Des pays en développement ont réclamé un objectif de 100 milliards de dollars pour ce nouveau fonds, un chiffre équivalent aux 100 milliards d’aide annuelle dus par les pays développés pour l’adaptation et la transition écologique. Une promesse qui n’a pas été atteinte dès 2020 comme promis et a entamé durablement les relations Nord-Sud dans la lutte contre le changement climatique. Les premières contributions « permettront de financer des projets pilotes » et de tester le fonctionnement du fonds « avant un tour de table plus large dans un an ou un an et demi« , une fois qu’il aura prouvé sa crédibilité aux yeux des donateurs, explique un diplomate européen. Selon le texte adopté, le fonds doit être accueilli provisoirement, pour quatre ans, au sein de la Banque mondiale. Les pays en développement s’opposaient initialement avec force à cette option, reprochant à l’institution d’être aux mains des Occidentaux et inadaptée à leurs besoins. De leur côté, les pays développés, États-Unis en tête, ont refusé que leurs contributions soient obligatoires plutôt que volontaires et réclament un élargissement de la base des donateurs aux riches pays émergents, comme l’Arabie saoudite ou la Chine.
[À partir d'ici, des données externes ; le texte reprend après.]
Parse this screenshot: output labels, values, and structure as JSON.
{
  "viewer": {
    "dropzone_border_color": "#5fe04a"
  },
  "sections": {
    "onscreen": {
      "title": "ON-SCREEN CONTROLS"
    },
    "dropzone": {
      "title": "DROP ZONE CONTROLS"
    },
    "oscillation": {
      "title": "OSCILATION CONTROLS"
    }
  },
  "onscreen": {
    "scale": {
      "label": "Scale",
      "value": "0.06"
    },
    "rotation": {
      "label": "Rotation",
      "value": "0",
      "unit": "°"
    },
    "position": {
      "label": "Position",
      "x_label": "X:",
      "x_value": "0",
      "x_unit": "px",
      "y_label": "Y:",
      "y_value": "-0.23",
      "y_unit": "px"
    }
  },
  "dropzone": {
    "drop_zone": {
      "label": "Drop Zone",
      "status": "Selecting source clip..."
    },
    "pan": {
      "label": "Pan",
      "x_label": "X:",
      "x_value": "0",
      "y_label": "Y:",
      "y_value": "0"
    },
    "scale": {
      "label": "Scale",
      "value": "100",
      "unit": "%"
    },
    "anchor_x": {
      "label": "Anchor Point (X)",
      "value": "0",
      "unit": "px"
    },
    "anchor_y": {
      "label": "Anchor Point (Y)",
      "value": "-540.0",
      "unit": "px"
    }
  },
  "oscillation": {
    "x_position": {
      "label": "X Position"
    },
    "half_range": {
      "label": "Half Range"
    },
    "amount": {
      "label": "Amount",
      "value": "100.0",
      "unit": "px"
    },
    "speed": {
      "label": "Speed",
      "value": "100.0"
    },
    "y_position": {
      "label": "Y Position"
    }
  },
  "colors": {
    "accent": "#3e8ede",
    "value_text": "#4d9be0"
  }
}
La Banque mondiale à la manœuvre

Le fonds pertes et dommages sera géré par la Banque mondiale (BM) mais les donateurs et bénéficiaires contrôleront la manière dont l’argent sera dépensé, a annoncé vendredi le président de l’institution, Ajay Banga. Plus de 400 millions de dollars ont d’ores et déjà été promis pour ce fonds visant à financer les pays touchés par les conséquences du réchauffement climatique. D’autres promesses de don sont attendues dans les prochains jours mais le montant total devrait être loin des 100 milliards de dollars dont les pays en développement disent avoir besoin pour faire face aux coûts provoqués par le changement climatique. « En réalité, la Banque ne joue pas de rôle dans l’allocation de l’argent« , a expliqué M. Banga lors d’un événement en marge de la COP. « Ce sera la tâche d’un conseil de gouvernance qui doit encore être créé et qui représentera les donateurs et les bénéficiaires. » La BM jouera de son côté un rôle plus limité en gérant les opérations du fonds au quotidien, a-t-il précisé. « Notre travail sera celui d’un fonds fiduciaire : nous le gérons, nous l’opérons et nous espérons faire en sorte que l’argent aille au bon endroit car nous savons comment le faire« , a ajouté Ajay Banga. Vendredi, M. Banga a souligné que la première mission du fonds sera d’aider à financer « une assistance technique et des analyses » auprès des pays touchés par le changement climatique. « Si les choses sont faites correctement, nous devrions voir dès l’année prochaine l’argent aller de manière effective aider les pays sur le terrain« , a insisté M. Banga.